The revelation of the costs came in an Auditor General’s Department (AuGD) special report that was tabled in the House of Representatives on Tuesday, after being blocked by Speaker Juliet Holness for almost two months because of a disputed interpretation of laws surrounding AuGD reports on public bodies.

It outlined that, up to August 2023, the TAJ spent a total of $371.8 million of taxpayers’ money to lease a property in Mandeville, Manchester, and another in Annotto Bay, St Mary over a three-year period, and failed to occupy the buildings up to August 31, 2023.

“We have not come down to that position,” said Powell, who is the commissioner-general of the TAJ, when asked by The Gleaner yesterday whether there will be any internal enquiry and sanction over the issue which has generated public condemnation.

The TAJ is the nation’s chief tax collection entity.

However, Powell said the TAJ is not happy about the issue.

“No, we’re not, but there were circumstances that led to the delay on those two lease arrangements.”

The TAJ has insisted that it has been following the country’s procurement rules, one of which requires a lease to be in place before any efforts to determine designs and then implement them.

“Once the lease is in place, then TAJ is liable to make payments,” the agency said in a statement yesterday which gave a chronology of the procurement processes associated with the two leases.

“The delay in occupancy is attributed to the lengthy procurement process and build-out required to make the space suitable for the delivery of tax services, which, in the instance of Mandeville, had to be restarted, and both are still ongoing,” it added.

The TAJ leased the property in Greenvale, Mandeville to bring together the tax services currently offered at two locations - South Race Course Road and Caledonia Road.
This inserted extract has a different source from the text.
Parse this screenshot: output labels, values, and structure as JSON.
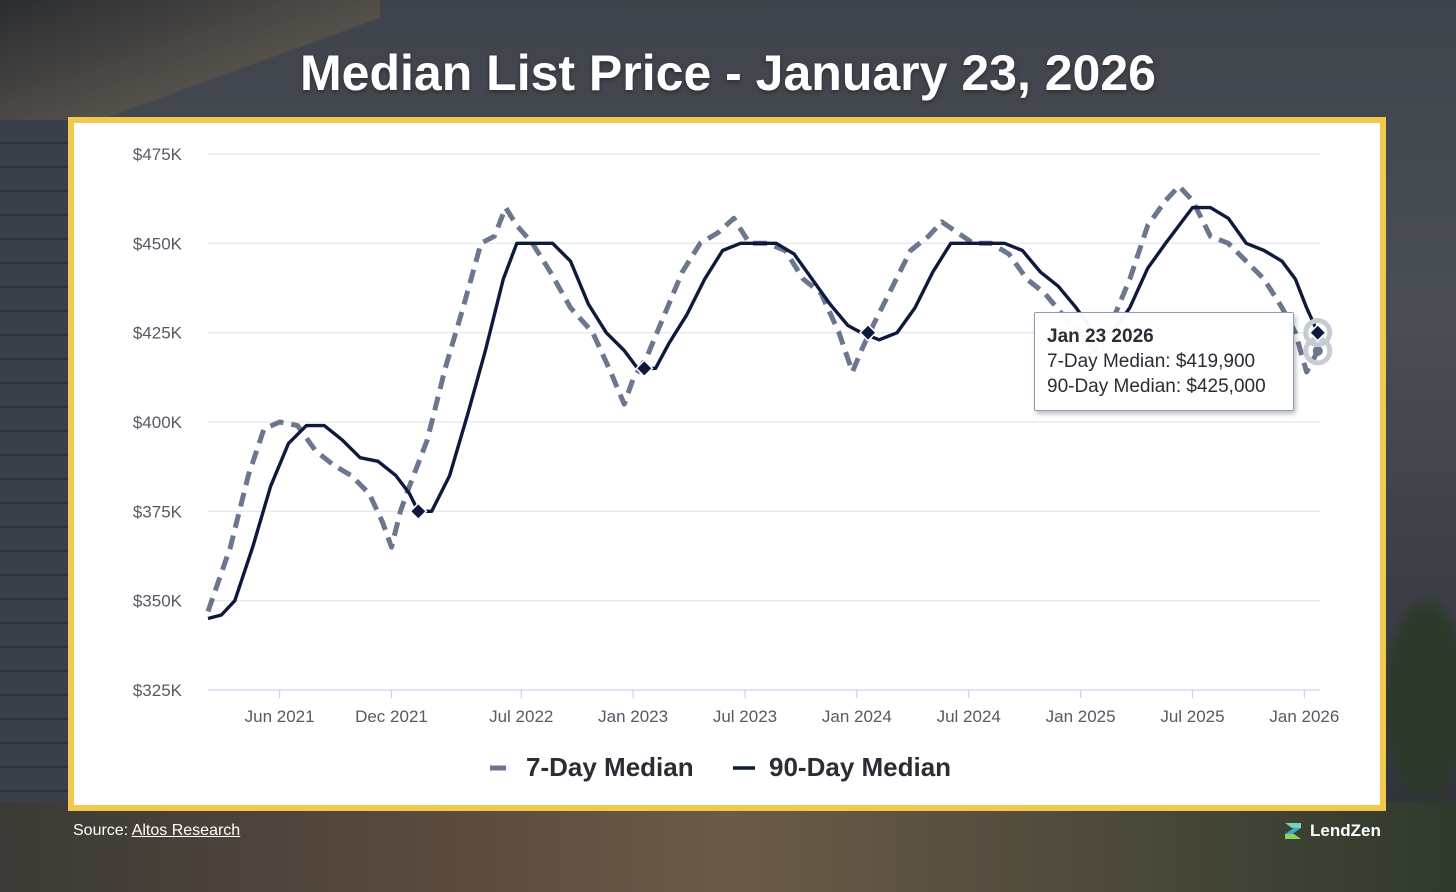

The process started in April 2018 and the lease was signed in September 2020.

A total of $357 million has been spent on the property over the past three years.

The AuGD said the other locations are costing the government $51.2 million per annum.
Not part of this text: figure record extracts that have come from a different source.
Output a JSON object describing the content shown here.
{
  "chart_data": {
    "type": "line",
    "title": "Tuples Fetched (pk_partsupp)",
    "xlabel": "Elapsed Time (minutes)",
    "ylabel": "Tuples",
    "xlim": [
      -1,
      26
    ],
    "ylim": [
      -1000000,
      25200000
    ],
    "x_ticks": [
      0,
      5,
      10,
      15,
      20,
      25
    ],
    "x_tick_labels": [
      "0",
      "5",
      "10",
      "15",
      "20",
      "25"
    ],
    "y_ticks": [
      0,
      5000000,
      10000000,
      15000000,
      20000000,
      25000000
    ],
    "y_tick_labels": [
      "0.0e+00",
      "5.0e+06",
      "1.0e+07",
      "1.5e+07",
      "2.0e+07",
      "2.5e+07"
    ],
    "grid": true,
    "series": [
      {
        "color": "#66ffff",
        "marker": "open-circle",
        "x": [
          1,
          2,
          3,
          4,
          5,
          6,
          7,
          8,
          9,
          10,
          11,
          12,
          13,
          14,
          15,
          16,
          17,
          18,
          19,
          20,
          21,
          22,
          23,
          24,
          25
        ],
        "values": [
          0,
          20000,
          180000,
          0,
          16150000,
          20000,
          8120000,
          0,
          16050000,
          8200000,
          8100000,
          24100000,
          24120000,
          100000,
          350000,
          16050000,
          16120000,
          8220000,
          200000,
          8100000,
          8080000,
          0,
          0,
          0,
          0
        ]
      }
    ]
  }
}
The TAJ said that, based on the size, two procurement processes are required, one to put in place a consultant and another two for the build-out contractor, which cumulatively “can take up to fourteen months for completion”.
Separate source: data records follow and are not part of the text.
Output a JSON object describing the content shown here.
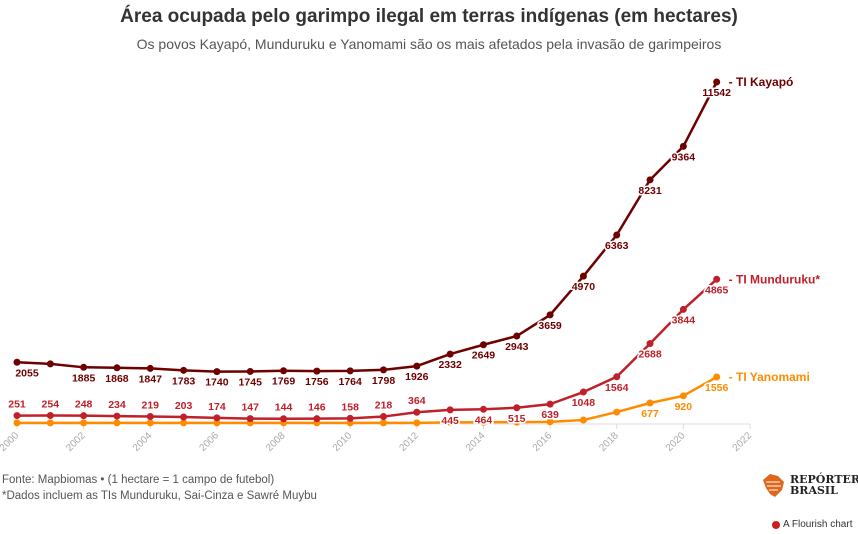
{
  "chart_data": {
    "type": "line",
    "title": "Área ocupada pelo garimpo ilegal em terras indígenas (em hectares)",
    "subtitle": "Os povos Kayapó, Munduruku e Yanomami são os mais afetados pela invasão de garimpeiros",
    "x": [
      2000,
      2001,
      2002,
      2003,
      2004,
      2005,
      2006,
      2007,
      2008,
      2009,
      2010,
      2011,
      2012,
      2013,
      2014,
      2015,
      2016,
      2017,
      2018,
      2019,
      2020,
      2021
    ],
    "x_ticks": [
      2000,
      2002,
      2004,
      2006,
      2008,
      2010,
      2012,
      2014,
      2016,
      2018,
      2020,
      2022
    ],
    "xlim": [
      2000,
      2022
    ],
    "ylim": [
      0,
      11542
    ],
    "grid": false,
    "series": [
      {
        "name": "TI Kayapó",
        "color": "#6e0000",
        "values": [
          2055,
          2000,
          1885,
          1868,
          1847,
          1783,
          1740,
          1745,
          1769,
          1756,
          1764,
          1798,
          1926,
          2332,
          2649,
          2943,
          3659,
          4970,
          6363,
          8231,
          9364,
          11542
        ],
        "labeled": [
          true,
          false,
          true,
          true,
          true,
          true,
          true,
          true,
          true,
          true,
          true,
          true,
          true,
          true,
          true,
          true,
          true,
          true,
          true,
          true,
          true,
          true
        ]
      },
      {
        "name": "TI Munduruku*",
        "color": "#c0202a",
        "values": [
          251,
          254,
          248,
          234,
          219,
          203,
          174,
          147,
          144,
          146,
          158,
          218,
          364,
          445,
          464,
          515,
          639,
          1048,
          1564,
          2688,
          3844,
          4865
        ],
        "labeled": [
          true,
          true,
          true,
          true,
          true,
          true,
          true,
          true,
          true,
          true,
          true,
          true,
          true,
          true,
          true,
          true,
          true,
          true,
          true,
          true,
          true,
          true
        ]
      },
      {
        "name": "TI Yanomami",
        "color": "#ff8c00",
        "values": [
          5,
          5,
          5,
          5,
          5,
          5,
          5,
          5,
          5,
          5,
          5,
          5,
          5,
          20,
          25,
          30,
          40,
          100,
          370,
          677,
          920,
          1556
        ],
        "labeled": [
          false,
          false,
          false,
          false,
          false,
          false,
          false,
          false,
          false,
          false,
          false,
          false,
          false,
          false,
          false,
          false,
          false,
          false,
          false,
          true,
          true,
          true
        ]
      }
    ]
  },
  "footer": {
    "source": "Fonte: Mapbiomas • (1 hectare = 1 campo de futebol)",
    "note": "*Dados incluem as TIs Munduruku, Sai-Cinza e Sawré Muybu"
  },
  "logo": {
    "line1": "REPÓRTER",
    "line2": "BRASIL"
  },
  "flourish": "A Flourish chart"
}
Cabinet’s approval is also required for contractor agreement.

“In addition to the lengthy time frame for the process, the procurement for the building contractor failed ... ,” the TAJ said.

It explained that, last August, the Public Procurement Commission did not endorse the recommended contractor “on the basis that 4 additional contractors in this category were added to the procurement platform after the expression of interest phase but before the date for return of bids”.

The TAJ’s appeal was unsuccessful.

It said a competitive bidding process is being pursued and may take another six months for the engagement of a contractor, which is to be followed by construction which will take “a minimum 12 months to complete … [by] September 2025 at best”.

Regarding the St Mary property, a former bank, the TAJ explained that it was viewed as “an ideal” building to relocate the Annotto Bay tax office, which was deemed to be in need of major repairs.

A lease was signed in December 2021.

It said changes needed to be made and it informed the owner in a letter dated February 10, 2022, requesting that the space be restored to its original state. Designing and other architectural works were approved in April 2023. Renovations work followed.

The TAJ said, based on the timelines, the new tax office should be open for business “within the second quarter of the 2024/2025 fiscal year”, which is between July and September 2024.

In her investigation, the auditor general confirmed allegations that the Annotto Bay property was leased from a company in which the sitting member of parliament is a director.

However, the AuGD said no evidence was presented that suggested that the MP interfered with the TAJ’s procurement process, or influenced the TAJ’s decision to lease the property.

Auditor General Pamela Monroe Ellis said the TAJ did not receive permission from the Commissioner of Lands prior to entering into the lease agreement for the Annotto Bay property.

As at August 2023, the TAJ spent $15 million on that lease.